教皇フランシスコ、2019年3月17日「お告げの祈り」でのことば

主の変容

 愛する兄弟姉妹の皆さん、こんにちは。

 四旬節第二主日の今日の典礼から、主の変容について思い巡らせます。この出来事においてイエスは、弟子のペトロ、ヨハネ、ヤコブに、復活の栄光を前もって体験させ、地上にあって天の国をかいま見させます。福音記者ルカは、イエスが山の上で変容したことを伝えています(9・28―36参照)。光の場である山は、この三人の弟子だけが体験した比類のない出来事を示す魅力的な象徴です。彼らは師であるかたとともに山に登ります。師は祈りに没頭していき、ある時点で「顔の様子が変わ」(29節)るのを目撃します。日常的に、何の変哲もない姿のイエスを目にしていたので、その見たこともない輝きと、それがイエスのすべてを包んでいるのに面して、驚いて動けずにいます。それからイエスのそばにモーセとエリヤが現れ、間もなく行われるイエスの「脱出」について、つまり、死と復活の過越について語り合います。主の復活の先取りです。そしてペトロが叫びます。「先生、わたしたちがここにいるのは、すばらしいことです」(33節)。ペトロは、この恵みの時がいつまでも続いてほしかったのです。
 主の変容は、キリストの宣教活動の中のまさにあのときに、つまり、ご自分が「必ず多くの苦しみを受け、……殺され、三日目に復活することになっている」(22節)と弟子たちに打ち明けた直後に起こることです。

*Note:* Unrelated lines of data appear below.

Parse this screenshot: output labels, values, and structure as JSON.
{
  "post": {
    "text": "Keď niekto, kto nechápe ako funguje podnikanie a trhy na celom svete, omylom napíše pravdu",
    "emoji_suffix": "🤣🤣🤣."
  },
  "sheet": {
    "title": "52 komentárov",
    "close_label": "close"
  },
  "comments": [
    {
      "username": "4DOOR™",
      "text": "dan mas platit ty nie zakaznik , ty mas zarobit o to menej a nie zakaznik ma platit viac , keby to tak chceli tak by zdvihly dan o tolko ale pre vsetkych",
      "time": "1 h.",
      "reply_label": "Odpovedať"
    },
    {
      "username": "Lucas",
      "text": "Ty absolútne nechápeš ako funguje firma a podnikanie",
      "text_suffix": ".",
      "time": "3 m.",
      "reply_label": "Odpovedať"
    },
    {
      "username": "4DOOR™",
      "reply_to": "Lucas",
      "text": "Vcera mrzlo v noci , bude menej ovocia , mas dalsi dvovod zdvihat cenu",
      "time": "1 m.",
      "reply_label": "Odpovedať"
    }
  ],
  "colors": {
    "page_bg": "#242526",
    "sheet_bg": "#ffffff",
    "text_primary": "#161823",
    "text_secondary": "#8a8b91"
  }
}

弟子たちがこの事実を、イエスが十字架につけられて死ぬという現実を受け入れていないことをイエスはご存じで、だから、受難と十字架上の死という、ありえないような展開に耐えられるよう、彼らに心構えをさせようとなさるのです。それこそが、天の御父が御子を栄光に上げ、死者の中から復活させる方法だということを理解できるようにするためです。それは弟子たちのあり方にも当てはまります。イエスに従い、地上の生で自分の十字架を背負うことなしに、永遠のいのちを得る人はいません。わたしたちにはそれぞれ、自分の十字架があります。主は、この旅の目的地、すなわち復活を見せてくださいます。すばらしいことです。わたしたちが自身の十字架を担う旅路です。

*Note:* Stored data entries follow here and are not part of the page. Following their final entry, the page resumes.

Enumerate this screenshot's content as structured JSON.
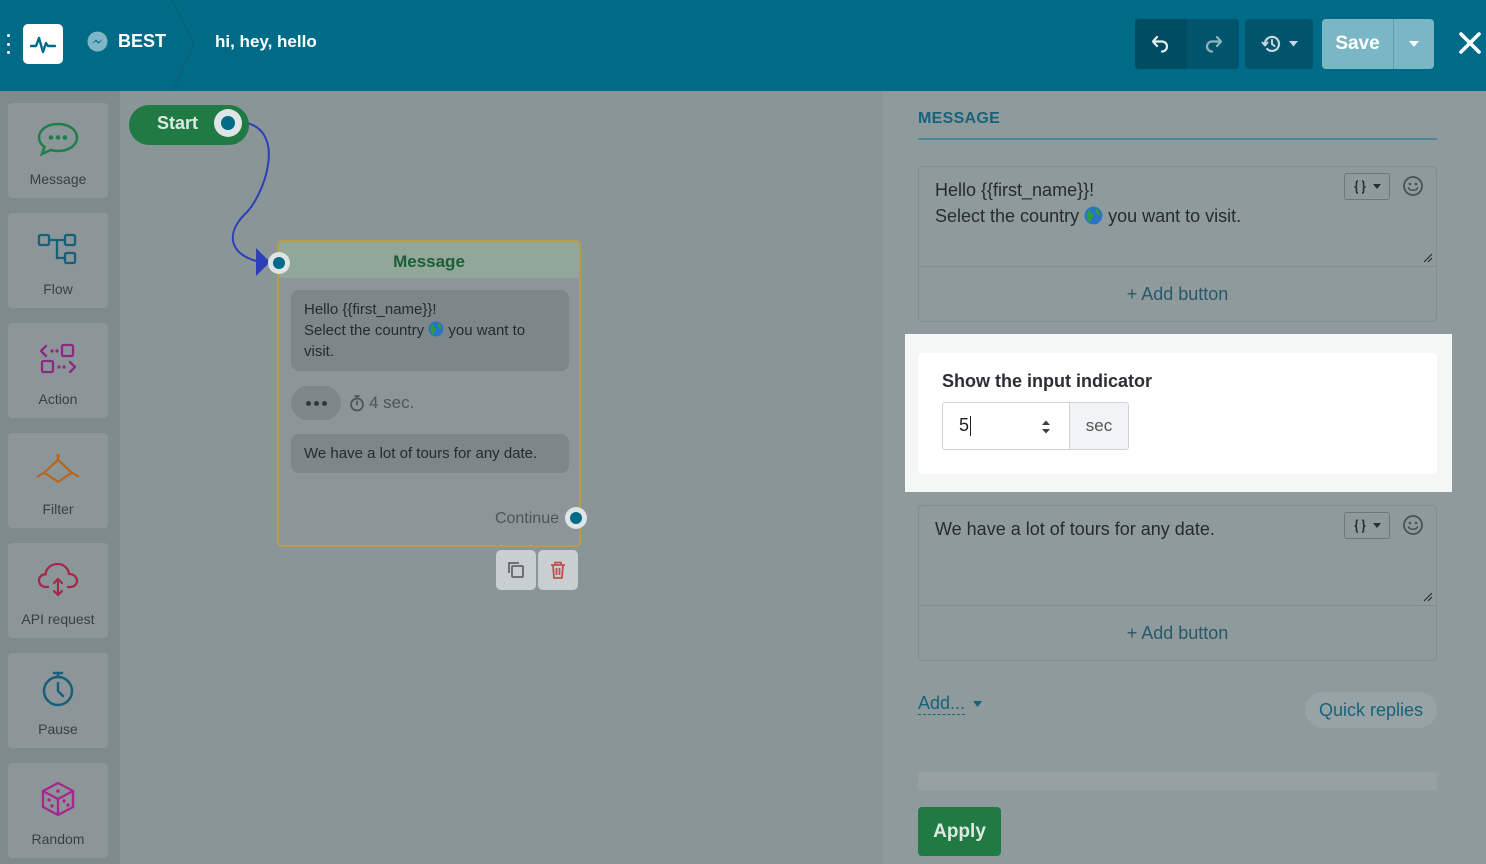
{
  "header": {
    "bot_name": "BEST",
    "flow_name": "hi, hey, hello",
    "save_label": "Save",
    "colors": {
      "bar": "#006b87",
      "save": "#7ab6c6"
    }
  },
  "sidebar": {
    "items": [
      {
        "label": "Message",
        "icon": "message-bubble-icon"
      },
      {
        "label": "Flow",
        "icon": "flow-icon"
      },
      {
        "label": "Action",
        "icon": "action-icon"
      },
      {
        "label": "Filter",
        "icon": "filter-icon"
      },
      {
        "label": "API request",
        "icon": "cloud-api-icon"
      },
      {
        "label": "Pause",
        "icon": "timer-icon"
      },
      {
        "label": "Random",
        "icon": "dice-icon"
      }
    ]
  },
  "canvas": {
    "start_label": "Start",
    "node": {
      "title": "Message",
      "message1": {
        "line1": "Hello  {{first_name}}!",
        "line2a": "Select the country",
        "line2b": "you want to visit."
      },
      "typing_time": "4 sec.",
      "message2": "We have a lot of tours for any date.",
      "continue_label": "Continue"
    }
  },
  "panel": {
    "title": "MESSAGE",
    "message1": {
      "line1": "Hello  {{first_name}}!",
      "line2a": "Select the country",
      "line2b": "you want to visit."
    },
    "add_button_label": "+ Add button",
    "indicator": {
      "title": "Show the input indicator",
      "value": "5",
      "unit": "sec"
    },
    "message2": "We have a lot of tours for any date.",
    "add_dropdown_label": "Add...",
    "quick_replies_label": "Quick replies",
    "apply_label": "Apply"
  }
}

 ですからキリストの変容は、苦しみに対するキリスト者の見方を示してくれます。苦しみとは、サディズムやマゾヒズムのことではありません。必要不可欠ではありますが、一時的な通路です。わたしたちが招かれている到達点は、変容したキリストの顔のように輝いています。キリストのうちにある、救い、至福、光明、神の限りない愛だからです。そのようにご自分の栄光を示すことでイエスは、わたしたちが苦しむ十字架、試練、困難は、主の過越により解決され克服されることを約束してくださいます。ですから、この四旬節に、わたしたちもイエスとともに山へ登りましょう。でもどのようにして? 祈ることによってです。祈ることによって山へと登りましょう。静かな祈りで、心からの祈り、つねに主を求める祈りによってです。毎日、少しでも、心を落ち着け黙想する時間をもちましょう。心の目でイエスの顔を見つめ、その輝く光をすべてに浴びて、生活の中でその光を放てるようにしていただきましょう。

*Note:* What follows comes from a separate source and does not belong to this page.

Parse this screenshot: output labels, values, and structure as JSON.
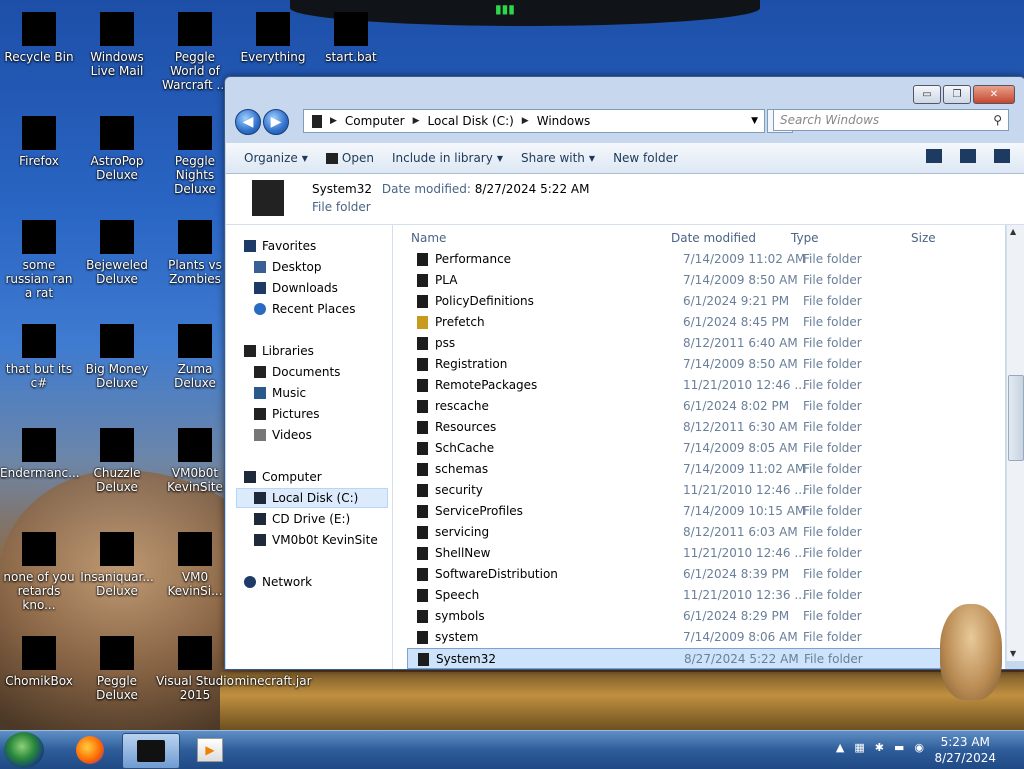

 福音記者ルカは、事実イエスが「祈っておられるうちに」(29節)、変容したことを強調しています。イエスは御父との非常に親密な対話に没頭しています。その対話には律法者と預言者、すなわちモーセとエリヤの声も交じっています。イエスは、十字架をも含む御父の救いのご意向に、ご自身のそのすべてをもって忠実であられたので、神の栄光はイエスを覆い、その光はその外にも射すほどなのです。そんなわけで、兄弟姉妹の皆さん。キリストにおいて聖霊にあって祈ることで、人は内側から変えられ、他者と周囲の世界を照らすはずです。光を放っている人、瞳が輝いている人、まぶしい姿の人に、幾度出会ってきたことでしょう。そうした人は祈っています。祈りによってそうなるのです。祈りは、聖霊の光によってわたしたちを輝かせるのです。
 四旬節の歩みを、喜びをもって続けましょう。祈りと、この期間に典礼が豊かに与えてくれる神のことばに、時間を取りましょう。イエスとともにいるということを、たとえそれに気づかず分からなくても、おとめマリアに教えていただけますように。イエスの栄光は、イエスとともにいることによってのみ、見えるものだからです。